– Вы меня раскусили, – сказала она. – Да, я задумала ограбить и разорить к чертовой матери вашу контору. Конкретно работаю по почтовым открыткам, тетрадям в линейку и аспирину – товар самый ходовой, на черном рынке отобьется втрое.
   Сотрудник притворился глубоко уязвленным:
   – Мэм, я...
   – Все в порядке, я вас понимаю, – улыбнулась ему Рита. – Издали вы, наверное, приняли меня за негритянку.
   – Я просто делаю свою работу. – Сотрудник бросил взгляд в дальний конец зала, словно надеялся на прибытие подкреплений.
   – Нет вопросов. Но теперь-то, имея дело с краснокожей, вы понимаете, что я чихать хотела на эту мишуру: мне нужна огненная вода. – Она пытливо оглядела полки. – Где здесь выпивка?
   – У нас есть пиво, – скучным голосом сообщил сотрудник.
   – Будьте бдительны и впредь не путайте красное с черным, – посоветовала ему Рита. – Это разные стереотипы.
   Как только страж исчез из виду, она вскрыла коробку «алка-зельцера» и переправила несколько пакетов в карманы рубашки. Уже идя к выходу, она неожиданно увидела Лоретту Сноу, которая тихо паслась у полок с медицинскими препаратами. Следуя примеру того же сотрудника, но с гораздо большим успехом, Рита проследила весь ее славный путь – от двух бутылочек детских витаминов и пары зубных щеток до фигурки покемона и мотоцикла для куклы Барби, поочередно канувших в недра ее сумки. То, что эта дамочка крадет вещи для своих детей, пришлось по душе Рите, которая вспомнила собственные походы за рождественскими подарками в первый год после того, как ее оставил муж. А милашка Лоретта, похоже, не такая уж квелая курица, подумала она. Одно было очевидно: работает она по-дилетантски. Уже занеся руку над облюбованной вещью, она замирала и несколько секунд тревожно озиралась по сторонам, а, завладев добычей, поспешно покидала место преступления с опущенной головой и прижатой к груди сумкой, как будто ожидая вот-вот услышать крик «Держи вора!». Если это был не первый ее набег на супермаркет, оставалось только удивляться, как она до сих пор не попалась с поличным, – а, на взгляд Риты, мисс Сноу не производила впечатление человека, которого хотя бы раз ловили на воровстве. Когда мисс Сноу переместилась в кондитерскую секцию и вплотную занялась импортными шоколадными конфетами, Рита заметила Мистера Бдительность, который крадучись приближался к ней по боковому проходу. Моментально оценив ситуацию, она промчалась вдоль стеллажей, отделявших ее от Лоретты, и на повороте в боковой проход пнула пирамиду жестянок с орехами кешью. Пирамида рухнула, банки с грохотом посыпались на пол, раскатываясь во всех направлениях. Мисс Сноу, вздрогнув, оглянулась на шум и поспешила к выходу. А страж, руки в боки, уже стоял перед Ритой.
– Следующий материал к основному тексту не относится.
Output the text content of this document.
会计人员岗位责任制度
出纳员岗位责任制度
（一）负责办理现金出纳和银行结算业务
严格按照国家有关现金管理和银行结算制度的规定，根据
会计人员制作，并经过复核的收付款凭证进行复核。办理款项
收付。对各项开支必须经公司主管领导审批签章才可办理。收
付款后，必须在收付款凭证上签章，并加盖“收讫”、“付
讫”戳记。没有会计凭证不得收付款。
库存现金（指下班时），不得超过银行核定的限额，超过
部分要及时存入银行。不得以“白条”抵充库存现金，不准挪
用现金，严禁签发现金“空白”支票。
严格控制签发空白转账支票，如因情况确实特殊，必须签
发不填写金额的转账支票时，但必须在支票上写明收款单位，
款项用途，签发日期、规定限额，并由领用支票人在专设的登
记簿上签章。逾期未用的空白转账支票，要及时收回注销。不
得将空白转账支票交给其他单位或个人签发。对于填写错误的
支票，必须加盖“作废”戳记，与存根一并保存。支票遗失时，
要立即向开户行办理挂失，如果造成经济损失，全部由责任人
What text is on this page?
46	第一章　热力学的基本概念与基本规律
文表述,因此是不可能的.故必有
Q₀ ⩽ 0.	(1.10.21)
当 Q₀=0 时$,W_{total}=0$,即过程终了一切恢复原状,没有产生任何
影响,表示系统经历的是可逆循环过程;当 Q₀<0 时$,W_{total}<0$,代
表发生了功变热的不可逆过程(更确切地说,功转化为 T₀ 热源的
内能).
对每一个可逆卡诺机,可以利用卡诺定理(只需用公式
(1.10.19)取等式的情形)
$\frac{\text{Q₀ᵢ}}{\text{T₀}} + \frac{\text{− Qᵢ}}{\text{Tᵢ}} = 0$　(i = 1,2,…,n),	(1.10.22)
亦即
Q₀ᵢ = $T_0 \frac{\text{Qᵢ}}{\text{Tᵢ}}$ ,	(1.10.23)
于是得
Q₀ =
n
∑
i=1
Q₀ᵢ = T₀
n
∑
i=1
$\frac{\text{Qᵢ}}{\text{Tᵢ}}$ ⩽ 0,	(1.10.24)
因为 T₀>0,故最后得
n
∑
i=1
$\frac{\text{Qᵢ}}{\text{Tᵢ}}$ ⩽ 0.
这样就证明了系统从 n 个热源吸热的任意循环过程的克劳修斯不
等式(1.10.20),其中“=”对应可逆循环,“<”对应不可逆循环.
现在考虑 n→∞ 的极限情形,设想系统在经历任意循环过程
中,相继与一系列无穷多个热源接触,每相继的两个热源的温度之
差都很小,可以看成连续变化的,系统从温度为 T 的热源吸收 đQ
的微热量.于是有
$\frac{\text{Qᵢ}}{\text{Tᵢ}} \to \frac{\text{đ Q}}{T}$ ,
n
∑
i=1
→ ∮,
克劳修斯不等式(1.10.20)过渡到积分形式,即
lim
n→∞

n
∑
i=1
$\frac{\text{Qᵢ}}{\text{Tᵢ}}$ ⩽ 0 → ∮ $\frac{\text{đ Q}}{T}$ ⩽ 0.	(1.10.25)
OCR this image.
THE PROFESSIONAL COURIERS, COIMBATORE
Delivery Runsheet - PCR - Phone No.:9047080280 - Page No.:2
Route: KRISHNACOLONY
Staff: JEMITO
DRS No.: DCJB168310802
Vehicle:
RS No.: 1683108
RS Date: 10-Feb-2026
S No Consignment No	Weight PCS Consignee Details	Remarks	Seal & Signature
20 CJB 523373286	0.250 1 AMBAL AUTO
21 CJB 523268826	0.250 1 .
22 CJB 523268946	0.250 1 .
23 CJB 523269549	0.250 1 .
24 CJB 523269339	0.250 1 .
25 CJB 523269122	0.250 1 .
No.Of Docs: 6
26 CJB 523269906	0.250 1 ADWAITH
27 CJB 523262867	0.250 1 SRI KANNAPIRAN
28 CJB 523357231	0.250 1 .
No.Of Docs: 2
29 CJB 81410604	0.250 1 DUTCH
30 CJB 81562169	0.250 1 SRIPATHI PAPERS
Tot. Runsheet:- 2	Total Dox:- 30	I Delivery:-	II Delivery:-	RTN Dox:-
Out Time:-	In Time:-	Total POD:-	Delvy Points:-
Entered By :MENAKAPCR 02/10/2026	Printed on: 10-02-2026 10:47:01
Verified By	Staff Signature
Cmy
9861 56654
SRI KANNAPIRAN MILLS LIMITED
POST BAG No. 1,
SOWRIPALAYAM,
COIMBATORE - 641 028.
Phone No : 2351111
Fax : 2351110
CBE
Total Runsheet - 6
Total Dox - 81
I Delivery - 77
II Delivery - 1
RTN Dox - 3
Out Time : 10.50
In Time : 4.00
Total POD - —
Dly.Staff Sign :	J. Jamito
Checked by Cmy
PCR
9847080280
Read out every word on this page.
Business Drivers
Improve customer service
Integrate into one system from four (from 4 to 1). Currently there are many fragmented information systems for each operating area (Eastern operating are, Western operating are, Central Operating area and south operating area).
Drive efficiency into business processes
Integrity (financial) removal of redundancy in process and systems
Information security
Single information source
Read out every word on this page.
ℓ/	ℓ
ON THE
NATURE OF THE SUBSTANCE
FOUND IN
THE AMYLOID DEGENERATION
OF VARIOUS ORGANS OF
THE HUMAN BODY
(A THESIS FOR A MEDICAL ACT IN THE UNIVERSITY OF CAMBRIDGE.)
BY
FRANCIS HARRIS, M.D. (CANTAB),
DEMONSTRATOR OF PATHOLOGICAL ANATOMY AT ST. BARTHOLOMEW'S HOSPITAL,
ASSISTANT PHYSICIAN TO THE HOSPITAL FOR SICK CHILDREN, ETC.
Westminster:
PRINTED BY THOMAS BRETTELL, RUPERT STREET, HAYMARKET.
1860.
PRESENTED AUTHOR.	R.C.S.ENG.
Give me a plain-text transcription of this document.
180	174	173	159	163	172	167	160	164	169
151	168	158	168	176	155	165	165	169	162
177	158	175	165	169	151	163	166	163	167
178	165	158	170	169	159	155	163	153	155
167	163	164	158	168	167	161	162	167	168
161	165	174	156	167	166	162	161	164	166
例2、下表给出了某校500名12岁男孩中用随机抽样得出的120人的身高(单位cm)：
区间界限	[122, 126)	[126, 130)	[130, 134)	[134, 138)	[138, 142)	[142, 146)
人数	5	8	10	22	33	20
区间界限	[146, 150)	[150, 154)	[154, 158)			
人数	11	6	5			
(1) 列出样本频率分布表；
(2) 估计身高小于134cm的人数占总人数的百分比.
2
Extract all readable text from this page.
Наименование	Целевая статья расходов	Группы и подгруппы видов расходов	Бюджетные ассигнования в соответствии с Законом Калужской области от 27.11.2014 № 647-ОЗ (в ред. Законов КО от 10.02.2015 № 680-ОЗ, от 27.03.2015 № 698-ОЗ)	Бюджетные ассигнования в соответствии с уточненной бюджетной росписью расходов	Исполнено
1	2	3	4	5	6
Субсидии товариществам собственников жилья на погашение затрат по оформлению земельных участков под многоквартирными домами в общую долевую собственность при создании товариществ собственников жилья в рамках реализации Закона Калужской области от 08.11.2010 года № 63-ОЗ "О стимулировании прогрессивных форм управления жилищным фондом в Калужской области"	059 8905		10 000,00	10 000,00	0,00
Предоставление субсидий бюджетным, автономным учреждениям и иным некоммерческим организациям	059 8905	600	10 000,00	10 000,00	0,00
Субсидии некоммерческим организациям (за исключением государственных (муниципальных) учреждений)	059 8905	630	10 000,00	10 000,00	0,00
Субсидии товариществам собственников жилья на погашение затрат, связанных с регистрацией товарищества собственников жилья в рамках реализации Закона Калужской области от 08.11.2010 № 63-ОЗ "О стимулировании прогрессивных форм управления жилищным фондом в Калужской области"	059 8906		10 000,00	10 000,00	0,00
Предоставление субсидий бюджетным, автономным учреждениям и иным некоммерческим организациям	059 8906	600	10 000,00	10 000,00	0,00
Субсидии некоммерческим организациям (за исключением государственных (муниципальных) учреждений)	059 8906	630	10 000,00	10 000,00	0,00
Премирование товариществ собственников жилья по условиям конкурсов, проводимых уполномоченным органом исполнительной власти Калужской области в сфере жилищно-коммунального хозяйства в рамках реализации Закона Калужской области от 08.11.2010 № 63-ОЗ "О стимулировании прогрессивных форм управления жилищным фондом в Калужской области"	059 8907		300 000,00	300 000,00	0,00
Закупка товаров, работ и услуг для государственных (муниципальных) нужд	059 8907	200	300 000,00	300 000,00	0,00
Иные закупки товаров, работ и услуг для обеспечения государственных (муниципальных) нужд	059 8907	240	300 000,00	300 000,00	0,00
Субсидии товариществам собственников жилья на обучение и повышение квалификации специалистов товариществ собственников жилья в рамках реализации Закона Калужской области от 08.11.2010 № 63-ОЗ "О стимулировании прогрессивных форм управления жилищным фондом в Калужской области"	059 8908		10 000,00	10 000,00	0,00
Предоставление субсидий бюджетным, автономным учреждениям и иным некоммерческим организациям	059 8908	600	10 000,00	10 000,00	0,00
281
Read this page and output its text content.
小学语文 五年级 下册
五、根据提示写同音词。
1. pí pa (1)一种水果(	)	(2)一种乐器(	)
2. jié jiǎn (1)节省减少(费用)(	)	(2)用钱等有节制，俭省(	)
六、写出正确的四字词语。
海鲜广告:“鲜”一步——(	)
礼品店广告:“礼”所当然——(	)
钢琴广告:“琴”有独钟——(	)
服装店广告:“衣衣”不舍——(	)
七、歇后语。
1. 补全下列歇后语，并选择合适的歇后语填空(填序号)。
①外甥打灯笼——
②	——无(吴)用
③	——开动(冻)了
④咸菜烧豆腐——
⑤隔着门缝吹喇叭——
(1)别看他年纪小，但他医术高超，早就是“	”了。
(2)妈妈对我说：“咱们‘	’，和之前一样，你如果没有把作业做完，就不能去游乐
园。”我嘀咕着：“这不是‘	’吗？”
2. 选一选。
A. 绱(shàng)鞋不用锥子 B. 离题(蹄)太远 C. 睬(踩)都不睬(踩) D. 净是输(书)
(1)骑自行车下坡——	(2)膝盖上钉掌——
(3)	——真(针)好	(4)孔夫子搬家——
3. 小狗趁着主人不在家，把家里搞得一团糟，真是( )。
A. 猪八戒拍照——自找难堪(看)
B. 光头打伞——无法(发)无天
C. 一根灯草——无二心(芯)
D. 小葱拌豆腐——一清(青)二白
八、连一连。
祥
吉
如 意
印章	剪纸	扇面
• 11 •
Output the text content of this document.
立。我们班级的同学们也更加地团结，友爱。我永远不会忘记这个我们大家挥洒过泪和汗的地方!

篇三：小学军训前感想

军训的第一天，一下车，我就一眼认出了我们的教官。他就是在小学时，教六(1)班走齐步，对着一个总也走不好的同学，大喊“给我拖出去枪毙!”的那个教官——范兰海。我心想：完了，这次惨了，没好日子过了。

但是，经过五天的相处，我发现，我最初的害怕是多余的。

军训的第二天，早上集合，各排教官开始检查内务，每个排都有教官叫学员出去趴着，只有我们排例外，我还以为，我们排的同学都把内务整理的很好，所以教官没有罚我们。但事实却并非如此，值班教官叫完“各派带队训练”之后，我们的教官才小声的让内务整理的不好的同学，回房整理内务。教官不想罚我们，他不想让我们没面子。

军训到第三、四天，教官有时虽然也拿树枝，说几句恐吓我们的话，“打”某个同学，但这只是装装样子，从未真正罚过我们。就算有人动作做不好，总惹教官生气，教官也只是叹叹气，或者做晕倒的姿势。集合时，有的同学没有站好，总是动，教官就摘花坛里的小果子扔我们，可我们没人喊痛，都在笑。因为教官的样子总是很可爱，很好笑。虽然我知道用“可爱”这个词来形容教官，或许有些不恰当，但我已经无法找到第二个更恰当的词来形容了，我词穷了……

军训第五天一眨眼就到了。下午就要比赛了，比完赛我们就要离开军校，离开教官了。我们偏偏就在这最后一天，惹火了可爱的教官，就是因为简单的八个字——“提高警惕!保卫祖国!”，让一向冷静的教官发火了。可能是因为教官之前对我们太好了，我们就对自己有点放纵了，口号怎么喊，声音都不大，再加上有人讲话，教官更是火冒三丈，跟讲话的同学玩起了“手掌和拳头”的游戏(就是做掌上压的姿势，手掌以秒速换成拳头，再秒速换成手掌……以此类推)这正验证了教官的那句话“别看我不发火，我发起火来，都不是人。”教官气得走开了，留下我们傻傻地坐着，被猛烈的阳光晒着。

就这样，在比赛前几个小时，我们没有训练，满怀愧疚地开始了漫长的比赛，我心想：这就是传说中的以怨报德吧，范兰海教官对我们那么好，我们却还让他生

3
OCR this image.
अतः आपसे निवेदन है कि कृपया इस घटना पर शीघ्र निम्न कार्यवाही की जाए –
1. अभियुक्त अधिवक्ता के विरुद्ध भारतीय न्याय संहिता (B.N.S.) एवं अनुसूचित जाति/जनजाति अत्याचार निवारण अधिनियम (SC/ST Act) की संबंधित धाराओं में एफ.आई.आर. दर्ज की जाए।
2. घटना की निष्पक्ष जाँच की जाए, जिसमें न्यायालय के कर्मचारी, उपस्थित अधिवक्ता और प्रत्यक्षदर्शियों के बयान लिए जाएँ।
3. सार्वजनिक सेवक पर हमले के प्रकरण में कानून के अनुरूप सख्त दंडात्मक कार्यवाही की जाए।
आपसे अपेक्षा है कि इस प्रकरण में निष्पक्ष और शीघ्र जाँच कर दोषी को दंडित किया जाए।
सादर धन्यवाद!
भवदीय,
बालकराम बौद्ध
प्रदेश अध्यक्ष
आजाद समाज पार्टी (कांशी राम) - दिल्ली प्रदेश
   – Консервный обвал в секции номер четыре, – констатировала она. – Жертв нет, виновник задержан на месте. – Подняв с пола одну из банок, она взглянула на цену: – Черт возьми, да это дешево! Надо бы взять несколько штук для моего мужа.
   Мисс Сноу она настигла на автостоянке – та искала в сумке ключи от старой «тойоты», многочисленные шрамы на кузове которой очень недурно смотрелись при ярком солнце.
   – Эй, Лоретта! – окликнула ее Рита.
   По испуганной реакции мисс Сноу можно было подумать, что она видит перед собой не Риту, а представителя всевидящего и неумолимого Закона.
   – Без паники, – сказала, подходя к ней, Рита, – погоня отстала. Суперагенту не до вас, у него сезон сбора орехов.
   Теперь лицо женщины вместо испуга выражало недоумение.
   – Вы разве его не заметили? – Рита присела на капот «форда», припаркованного по соседству с «тойотой». – Такой маленький тощий засранец в форменной рубашке – он вас выследил и уже хотел взять в оборот, но я его вовремя отвлекла, учинив этот ореховый погром.
   – Я... Но я не... – Мисс Сноу была настроена все отрицать, но затем, похоже, передумала.
   – Не берите в голову, – успокоила ее Рита. – Мне тоже случалось подтянуть кое-что для моей малышни. Но раз уж вы засветились, лучше в ближайшее время здесь не появляться. Кроме того, вам не мешает поработать над техникой стибри-шоппинга. – Она постучала пальцем по сумке мисс Сноу. – Это надо делать спокойно и с достоинством. Возьмите нужную вещь, повертите в руках как бы в раздумье... можете пройтись с нею вдоль полок, а когда убедитесь, что на вас никто не смотрит, опустите ее в сумку. Эти магазинные пинкертоны обычно держат на прицеле тех, кто ведет себя подозрительно, ошивается по закоулкам, а если крадете прямо у них под носом, они как слепые кроты. Вот, например... – Рита продемонстрировала банку орехов кешью, которую до того держала за спиной. – Ваши детишки любят орехи?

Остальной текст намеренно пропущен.